Elton John: The Lockdown Sessions. EMI/Universal

Elton-John-Duette für die Ewigkeit

Don’t go breaking my Heart.
Die Kritik sagt voraus, dass Duett mit Kiki Dee ein Flop werden wird. Die Klatschpresse vermutet eine heiße Affäre zwischen den beiden. Alle liegen sie falsch. Der Discosong beschert Elton John 1976 seinen erste Nummer-eins-Hit in Großbritannien.

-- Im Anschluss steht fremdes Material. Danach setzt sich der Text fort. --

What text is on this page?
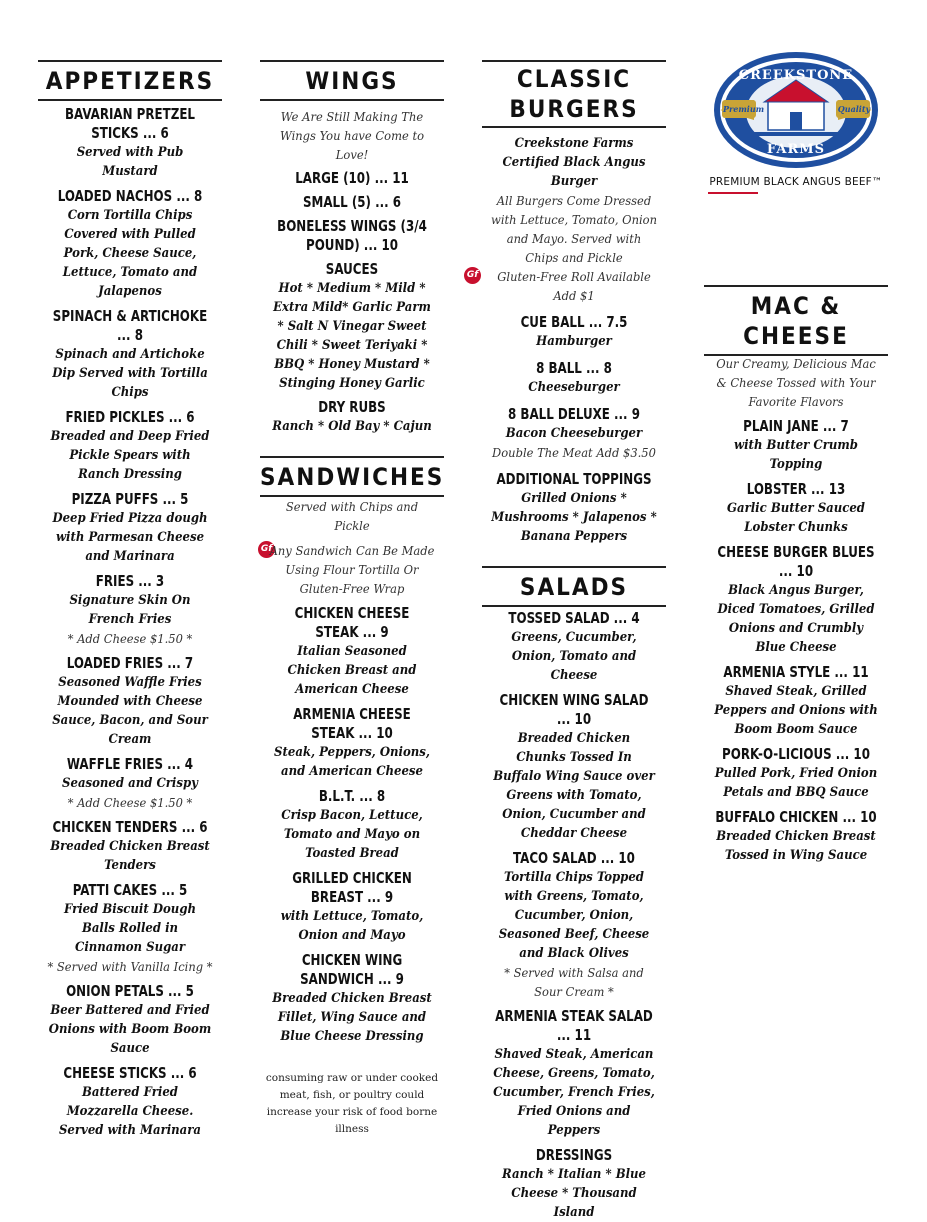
APPETIZERS
BAVARIAN PRETZEL STICKS ... 6
Served with Pub Mustard
LOADED NACHOS ... 8
Corn Tortilla Chips Covered with Pulled Pork, Cheese Sauce, Lettuce, Tomato and Jalapenos
SPINACH & ARTICHOKE ... 8
Spinach and Artichoke Dip Served with Tortilla Chips
FRIED PICKLES ... 6
Breaded and Deep Fried Pickle Spears with Ranch Dressing
PIZZA PUFFS ... 5
Deep Fried Pizza dough with Parmesan Cheese and Marinara
FRIES ... 3
Signature Skin On French Fries
* Add Cheese $1.50 *
LOADED FRIES ... 7
Seasoned Waffle Fries Mounded with Cheese Sauce, Bacon, and Sour Cream
WAFFLE FRIES ... 4
Seasoned and Crispy
* Add Cheese $1.50 *
CHICKEN TENDERS ... 6
Breaded Chicken Breast Tenders
PATTI CAKES ... 5
Fried Biscuit Dough Balls Rolled in Cinnamon Sugar
* Served with Vanilla Icing *
ONION PETALS ... 5
Beer Battered and Fried Onions with Boom Boom Sauce
CHEESE STICKS ... 6
Battered Fried Mozzarella Cheese. Served with Marinara
WINGS
We Are Still Making The Wings You have Come to Love!
LARGE (10) ... 11
SMALL (5) ... 6
BONELESS WINGS (3/4 POUND) ... 10
SAUCES
Hot * Medium * Mild * Extra Mild* Garlic Parm * Salt N Vinegar Sweet Chili * Sweet Teriyaki * BBQ * Honey Mustard * Stinging Honey Garlic
DRY RUBS
Ranch * Old Bay * Cajun
SANDWICHES
Served with Chips and Pickle
Gf
Any Sandwich Can Be Made Using Flour Tortilla Or Gluten-Free Wrap
CHICKEN CHEESE STEAK ... 9
Italian Seasoned Chicken Breast and American Cheese
ARMENIA CHEESE STEAK ... 10
Steak, Peppers, Onions, and American Cheese
B.L.T. ... 8
Crisp Bacon, Lettuce, Tomato and Mayo on Toasted Bread
GRILLED CHICKEN BREAST ... 9
with Lettuce, Tomato, Onion and Mayo
CHICKEN WING SANDWICH ... 9
Breaded Chicken Breast Fillet, Wing Sauce and Blue Cheese Dressing
consuming raw or under cooked meat, fish, or poultry could increase your risk of food borne illness
CLASSIC BURGERS
Creekstone Farms Certified Black Angus Burger
All Burgers Come Dressed with Lettuce, Tomato, Onion and Mayo. Served with Chips and Pickle
Gf	Gluten-Free Roll Available Add $1
CUE BALL ... 7.5
Hamburger
8 BALL ... 8
Cheeseburger
8 BALL DELUXE ... 9
Bacon Cheeseburger
Double The Meat Add $3.50
ADDITIONAL TOPPINGS
Grilled Onions * Mushrooms * Jalapenos * Banana Peppers
SALADS
TOSSED SALAD ... 4
Greens, Cucumber, Onion, Tomato and Cheese
CHICKEN WING SALAD ... 10
Breaded Chicken Chunks Tossed In Buffalo Wing Sauce over Greens with Tomato, Onion, Cucumber and Cheddar Cheese
TACO SALAD ... 10
Tortilla Chips Topped with Greens, Tomato, Cucumber, Onion, Seasoned Beef, Cheese and Black Olives
* Served with Salsa and Sour Cream *
ARMENIA STEAK SALAD ... 11
Shaved Steak, American Cheese, Greens, Tomato, Cucumber, French Fries, Fried Onions and Peppers
DRESSINGS
Ranch * Italian * Blue Cheese * Thousand Island
CREEKSTONE
Premium	Quality
FARMS
PREMIUM BLACK ANGUS BEEF™
MAC & CHEESE
Our Creamy, Delicious Mac & Cheese Tossed with Your Favorite Flavors
PLAIN JANE ... 7
with Butter Crumb Topping
LOBSTER ... 13
Garlic Butter Sauced Lobster Chunks
CHEESE BURGER BLUES ... 10
Black Angus Burger, Diced Tomatoes, Grilled Onions and Crumbly Blue Cheese
ARMENIA STYLE ... 11
Shaved Steak, Grilled Peppers and Onions with Boom Boom Sauce
PORK-O-LICIOUS ... 10
Pulled Pork, Fried Onion Petals and BBQ Sauce
BUFFALO CHICKEN ... 10
Breaded Chicken Breast Tossed in Wing Sauce
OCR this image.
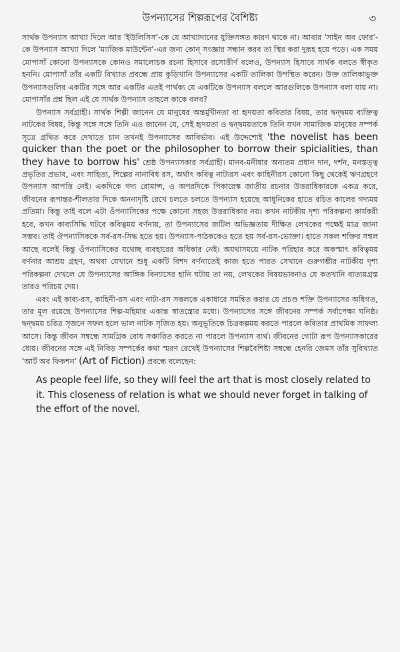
উপন্যাসের শিল্পরূপের বৈশিষ্ট্য	৩

সার্থক উপন্যাস আখ্যা দিলে আর 'ইউলিসিস'-কে যে আখ্যাদানের যুক্তিসঙ্গত কারণ থাকে না। আবার 'সাইন অব ফোর'-কে উপন্যাস আখ্যা দিলে 'ম্যাজিক মাউন্টেন'-এর জন্য কোন্ সংজ্ঞার সন্ধান করব তা স্থির করা দুরূহ হয়ে পড়ে। এক সময় মোপাসাঁ কোনো উপন্যাসকে কোনও সমালোচক রচনা হিসাবে রসোত্তীর্ণ বলেও, উপন্যাস হিসাবে সার্থক বলতে স্বীকৃত হননি। মোপাসাঁ তাঁর একটি বিখ্যাত প্রবন্ধে প্রায় কুড়িখানি উপন্যাসের একটি তালিকা উপস্থিত করেন। উক্ত তালিকাভুক্ত উপন্যাসগুলির একটির সঙ্গে আর একটির এতই পার্থক্য যে একটিকে উপন্যাস বললে আরগুলিকে উপন্যাস বলা যায় না। মোপাসাঁর প্রশ্ন ছিল এই যে সার্থক উপন্যাস তাহলে কাকে বলব?

উপন্যাস সর্বগ্রাহী। সার্থক শিল্পী জানেন যে মানুষের অন্তর্মুখীনতা বা হৃদয়তা কবিতার বিষয়, তার দ্বন্দ্বময় ব্যক্তিত্ব নাটকের বিষয়, কিন্তু সঙ্গে সঙ্গে তিনি এও জানেন যে, সেই হৃদয়তা ও দ্বন্দ্বময়তাকে তিনি যখন সামাজিক মানুষের সম্পর্ক সূত্রে গ্রথিত করে দেখাতে চান তখনই উপন্যাসের আবির্ভাব। এই উদ্দেশ্যেই 'the novelist has been quicker than the poet or the philosopher to borrow their spicialities, than they have to borrow his' শ্রেষ্ঠ উপন্যাসকার সর্বগ্রাহী। মানব-মনীষার অন্যতম প্রধান দান, দর্শন, মনস্তত্ত্ব প্রভৃতির প্রভাব, এবং সাহিত্য, শিল্পের নানাবিধ রস, অর্থাৎ কবিত্ব নাট্যরস এবং কাহিনীরস কোনো কিছু থেকেই ঋণগ্রহণে উপন্যাস আপত্তি নেই। একদিকে গদ্য রোমান্স, ও অপরদিকে পিকারেস্ক জাতীয় রচনার উত্তরাধিকারকে একত্র করে, জীবনের রূপান্তর-শীলতার দিকে অনন্যদৃষ্টি রেখে চলতে চলতে উপন্যাস হয়েছে আধুনিকের হাতে রচিত কালের গদ্যময় প্রতিমা। কিন্তু তাই বলে এটা ওঁপন্যাসিকের পক্ষে কোনো সহজ উত্তরাধিকার নয়। কখন নাটকীয় দৃশ্য পরিকল্পনা কার্যকরী হবে, কখন কাব্যসিদ্ধি ঘটবে কবিত্বময় বর্ণনায়, তা উপন্যাসের জটিল অভিজ্ঞতায় দীক্ষিত লেখকের পক্ষেই মাত্র জানা সম্ভব। তাই ঔপন্যাসিককে সর্ব-রস-সিদ্ধ হতে হয়। উপন্যাস-পাঠককেও হতে হয় সর্ব-রস-ভোক্তা। হাতে সকল শক্তির সম্বল আছে বলেই কিন্তু ওঁপন্যাসিকের যথেচ্ছ ব্যবহারের অধিকার নেই। অযথাসময়ে নাটক পরিহার করে অকস্মাৎ কবিত্বময় বর্ণনার আশ্রয় গ্রহণ, অথবা যেখানে শুধু একটি বিশদ বর্ণনাতেই কাজ হতে পারত সেখানে গুরুগম্ভীর নাটকীয় দৃশ্য পরিকল্পনা দেখলে যে উপন্যাসের আঙ্গিক বিন্যাসের হানি ঘটায় তা নয়, লেখকের বিষয়ভাবনাও যে কতখানি বাত্যয়গ্রস্ত তারও পরিচয় দেয়।

এবং এই কাব্য-রস, কাহিনী-রস এবং নাট্য-রস সকলকে একাধারে সমন্বিত করার যে প্রচণ্ড শক্তি উপন্যাসের অধিগত, তার মূল রয়েছে উপন্যাসের শিল্প-মহিমার একান্ত স্বাতন্ত্র্যের মধ্যে। উপন্যাসের সঙ্গে জীবনের সম্পর্ক সর্বাপেক্ষা ঘনিষ্ঠ। দ্বন্দ্বময় চরিত্র সৃজনে সফল হলে ভাল নাটক সৃজিত হয়। অনুভূতিকে চিত্রকল্পময় করতে পারলে কবিতার প্রাথমিক সাফল্য আসে। কিন্তু জীবন সম্বন্ধে সামগ্রিক বোধ সঞ্চারিত করতে না পারলে উপন্যাস ব্যর্থ। জীবনের গোটা রূপ উপন্যাসকারের ধ্যেয়। জীবনের সঙ্গে এই নিবিড় সম্পর্কের কথা স্মরণ রেখেই উপন্যাসের শিল্পবৈশিষ্ট্য সম্বন্ধে হেনরি জেমস তাঁর সুবিখ্যাত 'আর্ট অব ফিকশন' (Art of Fiction) প্রবন্ধে বলেছেন:

As people feel life, so they will feel the art that is most closely related to it. This closeness of relation is what we should never forget in talking of the effort of the novel.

Don’t let the Sun go down on me.
Als Elton John und George Michael dieses Großwerk im Jahr 1985 beim „Live Aid“-Spektakel vortragen, sorgen sie für den größten Gänsehautmoment der weltweiten Benefizshow.

Sorry seems to be the hardest Word.
 Kurz vor seinem Tod veröffentlicht Ray Charles im Jahr 2004 das Duettalbum „Genius loves Company“ und intoniert zusammen mit Elton John dessen wunderbar kitschige Ballade aus dem Jahr 1976.